A–F: LysoTracker Red (LTR) staining of stage 23 and 24 hearts. LTR-positive particles were concentrated near the base of the outflow tract (oft) on the future right ventricle (at arrows in A and C). Sagittal paraffin sections of a stage 23 chick heart with Sr-1 costaining (green) showed that the LTR signal (red) in this location was in the myocardium (B and C). By stage 24, a high concentration of LTR particles (white arrows) was present on the proximal oft visible on the ventral (D), right (E), and dorsal (F) surfaces. at, atrium; avc, atrioventricular cushions; v, ventricle. Scale bars = 200 μ in A, 100μ in B (applies as 50 μ in C), 200 μ in D (applies to D–F).

Stage 24 embryos had a concentration of LTR staining (Fig. 3D–F) along a region of the right ventricle near the OFT and on the right, dorsal surface at the proximal region of the OFT. This intense LTR staining was localized to the myocardium in sections costained with Sr-1 (data not shown).

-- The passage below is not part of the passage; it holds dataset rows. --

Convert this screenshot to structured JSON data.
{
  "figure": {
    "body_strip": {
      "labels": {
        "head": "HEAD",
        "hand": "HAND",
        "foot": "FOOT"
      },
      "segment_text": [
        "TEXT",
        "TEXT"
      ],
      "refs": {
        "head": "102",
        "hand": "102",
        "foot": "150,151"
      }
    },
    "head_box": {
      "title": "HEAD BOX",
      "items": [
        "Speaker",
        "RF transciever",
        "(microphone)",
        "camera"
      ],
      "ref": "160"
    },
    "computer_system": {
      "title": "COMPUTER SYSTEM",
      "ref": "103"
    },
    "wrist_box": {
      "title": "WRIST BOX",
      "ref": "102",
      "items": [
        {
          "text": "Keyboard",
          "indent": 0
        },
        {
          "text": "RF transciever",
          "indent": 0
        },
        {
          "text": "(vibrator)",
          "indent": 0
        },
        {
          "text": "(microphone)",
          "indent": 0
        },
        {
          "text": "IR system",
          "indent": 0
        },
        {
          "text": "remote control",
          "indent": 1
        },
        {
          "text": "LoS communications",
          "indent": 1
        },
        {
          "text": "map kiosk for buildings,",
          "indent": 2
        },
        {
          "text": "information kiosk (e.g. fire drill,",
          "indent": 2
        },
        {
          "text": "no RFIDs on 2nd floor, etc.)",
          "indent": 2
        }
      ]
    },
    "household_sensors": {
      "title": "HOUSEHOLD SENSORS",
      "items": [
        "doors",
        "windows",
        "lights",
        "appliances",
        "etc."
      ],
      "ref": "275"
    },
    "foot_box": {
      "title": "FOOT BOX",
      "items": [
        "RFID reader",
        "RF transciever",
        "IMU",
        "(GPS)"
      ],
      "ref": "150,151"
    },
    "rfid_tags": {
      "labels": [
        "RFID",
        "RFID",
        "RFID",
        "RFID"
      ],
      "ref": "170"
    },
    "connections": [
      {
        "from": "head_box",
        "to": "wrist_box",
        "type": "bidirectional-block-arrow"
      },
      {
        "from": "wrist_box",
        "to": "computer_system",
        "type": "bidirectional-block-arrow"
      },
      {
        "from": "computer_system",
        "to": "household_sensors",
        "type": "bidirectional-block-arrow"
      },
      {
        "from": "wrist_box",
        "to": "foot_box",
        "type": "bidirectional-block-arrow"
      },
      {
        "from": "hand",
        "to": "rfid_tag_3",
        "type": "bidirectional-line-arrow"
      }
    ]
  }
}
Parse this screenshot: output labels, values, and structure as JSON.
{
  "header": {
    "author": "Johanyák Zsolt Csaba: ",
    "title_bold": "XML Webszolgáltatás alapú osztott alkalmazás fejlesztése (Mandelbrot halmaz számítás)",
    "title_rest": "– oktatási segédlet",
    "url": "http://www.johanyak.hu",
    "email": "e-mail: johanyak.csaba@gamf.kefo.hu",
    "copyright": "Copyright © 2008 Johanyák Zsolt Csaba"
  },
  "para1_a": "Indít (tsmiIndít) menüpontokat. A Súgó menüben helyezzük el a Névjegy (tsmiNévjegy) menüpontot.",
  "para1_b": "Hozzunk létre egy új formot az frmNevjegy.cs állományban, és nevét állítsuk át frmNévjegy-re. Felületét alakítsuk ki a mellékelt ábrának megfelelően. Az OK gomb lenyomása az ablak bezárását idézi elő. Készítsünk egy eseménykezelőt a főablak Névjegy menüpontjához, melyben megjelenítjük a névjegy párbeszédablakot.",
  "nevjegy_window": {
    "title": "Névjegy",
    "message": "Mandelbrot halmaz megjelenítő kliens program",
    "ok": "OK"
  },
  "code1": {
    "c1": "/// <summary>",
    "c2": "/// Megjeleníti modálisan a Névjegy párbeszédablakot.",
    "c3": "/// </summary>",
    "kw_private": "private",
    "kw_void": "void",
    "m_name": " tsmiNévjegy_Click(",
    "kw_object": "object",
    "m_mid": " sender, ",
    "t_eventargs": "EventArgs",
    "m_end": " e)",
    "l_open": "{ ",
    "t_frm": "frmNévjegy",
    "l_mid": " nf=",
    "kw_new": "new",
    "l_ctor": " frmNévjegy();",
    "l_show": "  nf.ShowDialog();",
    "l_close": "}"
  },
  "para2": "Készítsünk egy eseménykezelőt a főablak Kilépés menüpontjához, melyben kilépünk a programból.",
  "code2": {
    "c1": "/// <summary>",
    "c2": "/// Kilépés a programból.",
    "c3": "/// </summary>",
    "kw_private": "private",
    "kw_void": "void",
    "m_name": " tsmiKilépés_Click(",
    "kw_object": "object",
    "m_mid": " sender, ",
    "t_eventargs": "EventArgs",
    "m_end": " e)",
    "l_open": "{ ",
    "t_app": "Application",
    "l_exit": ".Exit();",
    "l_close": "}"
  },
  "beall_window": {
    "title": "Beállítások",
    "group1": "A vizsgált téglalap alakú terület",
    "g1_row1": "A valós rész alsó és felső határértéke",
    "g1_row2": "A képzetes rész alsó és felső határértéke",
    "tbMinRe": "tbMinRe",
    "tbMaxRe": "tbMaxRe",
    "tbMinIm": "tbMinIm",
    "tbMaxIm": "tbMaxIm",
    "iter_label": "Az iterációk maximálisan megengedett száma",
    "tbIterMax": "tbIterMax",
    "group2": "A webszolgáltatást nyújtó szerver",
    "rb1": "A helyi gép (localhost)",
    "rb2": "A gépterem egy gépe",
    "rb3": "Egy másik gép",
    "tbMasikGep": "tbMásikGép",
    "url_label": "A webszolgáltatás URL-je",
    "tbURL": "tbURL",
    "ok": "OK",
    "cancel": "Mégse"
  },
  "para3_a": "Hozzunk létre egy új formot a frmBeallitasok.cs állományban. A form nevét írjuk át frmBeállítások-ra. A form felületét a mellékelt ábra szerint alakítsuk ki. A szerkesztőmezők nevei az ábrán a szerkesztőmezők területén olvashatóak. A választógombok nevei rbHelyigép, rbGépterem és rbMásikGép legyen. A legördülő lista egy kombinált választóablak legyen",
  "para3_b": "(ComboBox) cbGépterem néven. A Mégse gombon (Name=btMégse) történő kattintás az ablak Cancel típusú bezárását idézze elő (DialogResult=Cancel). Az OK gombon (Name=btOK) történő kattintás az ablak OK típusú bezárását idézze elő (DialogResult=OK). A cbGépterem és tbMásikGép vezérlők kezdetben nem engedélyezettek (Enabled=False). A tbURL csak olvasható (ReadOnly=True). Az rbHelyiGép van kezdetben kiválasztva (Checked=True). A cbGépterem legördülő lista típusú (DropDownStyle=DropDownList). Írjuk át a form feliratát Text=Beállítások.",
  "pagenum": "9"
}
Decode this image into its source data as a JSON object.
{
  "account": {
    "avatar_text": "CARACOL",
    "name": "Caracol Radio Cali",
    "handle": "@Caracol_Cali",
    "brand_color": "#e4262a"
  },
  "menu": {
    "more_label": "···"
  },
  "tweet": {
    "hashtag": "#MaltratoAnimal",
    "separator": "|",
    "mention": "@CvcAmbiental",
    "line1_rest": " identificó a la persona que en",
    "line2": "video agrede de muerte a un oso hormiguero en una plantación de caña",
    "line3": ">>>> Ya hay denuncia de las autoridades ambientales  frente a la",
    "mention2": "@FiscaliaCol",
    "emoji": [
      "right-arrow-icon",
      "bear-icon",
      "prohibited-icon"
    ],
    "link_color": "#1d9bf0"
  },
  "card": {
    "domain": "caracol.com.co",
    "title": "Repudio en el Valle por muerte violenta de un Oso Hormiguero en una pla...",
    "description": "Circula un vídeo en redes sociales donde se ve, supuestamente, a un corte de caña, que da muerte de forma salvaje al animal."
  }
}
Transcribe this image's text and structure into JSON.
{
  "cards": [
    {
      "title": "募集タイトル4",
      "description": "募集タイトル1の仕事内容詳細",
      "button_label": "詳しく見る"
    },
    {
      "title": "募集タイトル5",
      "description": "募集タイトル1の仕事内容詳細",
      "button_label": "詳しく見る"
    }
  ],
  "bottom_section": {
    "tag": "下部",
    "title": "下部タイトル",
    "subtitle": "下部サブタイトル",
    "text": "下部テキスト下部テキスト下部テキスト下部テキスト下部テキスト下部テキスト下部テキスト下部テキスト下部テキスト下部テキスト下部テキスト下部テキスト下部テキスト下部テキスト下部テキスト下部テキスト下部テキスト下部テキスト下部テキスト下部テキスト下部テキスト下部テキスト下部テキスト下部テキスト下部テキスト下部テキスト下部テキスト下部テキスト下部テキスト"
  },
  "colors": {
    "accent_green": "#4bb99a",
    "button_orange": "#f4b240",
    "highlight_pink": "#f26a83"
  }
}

The pattern of LTR staining in these stages, the inner curvature first and the region around the juncture of the OFT and right ventricle second, generally follows the pattern reported for epicardial coverage of the OFT (Ho and Shimada, 1978; Hiruma and Hirakow, 1989). This finding was particularly interesting in light of our previous work showing that epicardial coverage was required over the OFT for the normal level of myocardial apoptosis in that region (Rothenberg et al., 2002). To determine the relationship between the epicardial development and myocardial apoptosis, we costained intact hearts for LTR and for cytokeratin. The antibody to cytokeratin had been shown to mark the epicardial cells in quail embryos from the time that they are within the outermost layer of squamous epithelial cells, when they become mesenchymal cells or tubular structures within the connective tissue of the epicardium, and even when they have invaded the myocardium (Viragh et al., 1993; Vrancken-Peeters et al., 1995). At stage 22, a region of the dorsal right ventricle adjacent to the OFT became intensely keratin-positive (data not shown) and overlapped with the LTR-positive region at that site. By stage 24, the entire heart was covered by cytokeratin-positive epicardium, but the most intense LTR staining again was under those regions of the epicardium where cytokeratin staining was most intense and where the epicardial surface appeared bumpy (Fig. 4). These LTR and intensely cytokeratin-positive regions included the base of the right ventricle and the right proximal OFT. The LTR particles and the intensely keratin-positive cells always appeared in close proximity, but we rarely detected LTR particles within the intensely cytokeratin-positive cells themselves.

Figure 4.

Anti-keratin and LysoTracker Red (LTR) staining of stage 24 hearts. A: Stacked confocal images show that while the entire heart surface is positive for anti-keratin staining (green), the regions of particularly intense anti-keratin staining coincided with regions with the highest density of LTR particles (red particles in A, white particles in B). A is a stacked projection of 2 × 50 individual confocal sections (20-μ-thick z sections, 50 red and 50 green). B: This image is a stacked projection of 50 individual confocal sections (20-μ-thick z sections, 50 red). The LTR-positive regions (B) included the right dorsal surfaces of the right ventricle (rv), the proximal outflow tract (oft), and the distal oft (white arrow). C: The rough quilted texture of the epicardium (white arrow) was best illustrated by standard fluorescence stereomicroscopy of the whole-mount anti-keratin-stained heart. D,E: Sections in the frontal plane through these regions revealed that the anti-keratin staining (green) was most intense on the epicardial epithelium on the right side of the oft (arrows), and the LTR staining was found within the adjacent myocardium. E is a higher magnification of a subregion of D. ra, right atrium; rv, right ventricle; endo, endocardium; myo, myocardium. Scale bars = 0.5 mm in A (applies to A–C), 100 μ in E (applies at 200 μ in D).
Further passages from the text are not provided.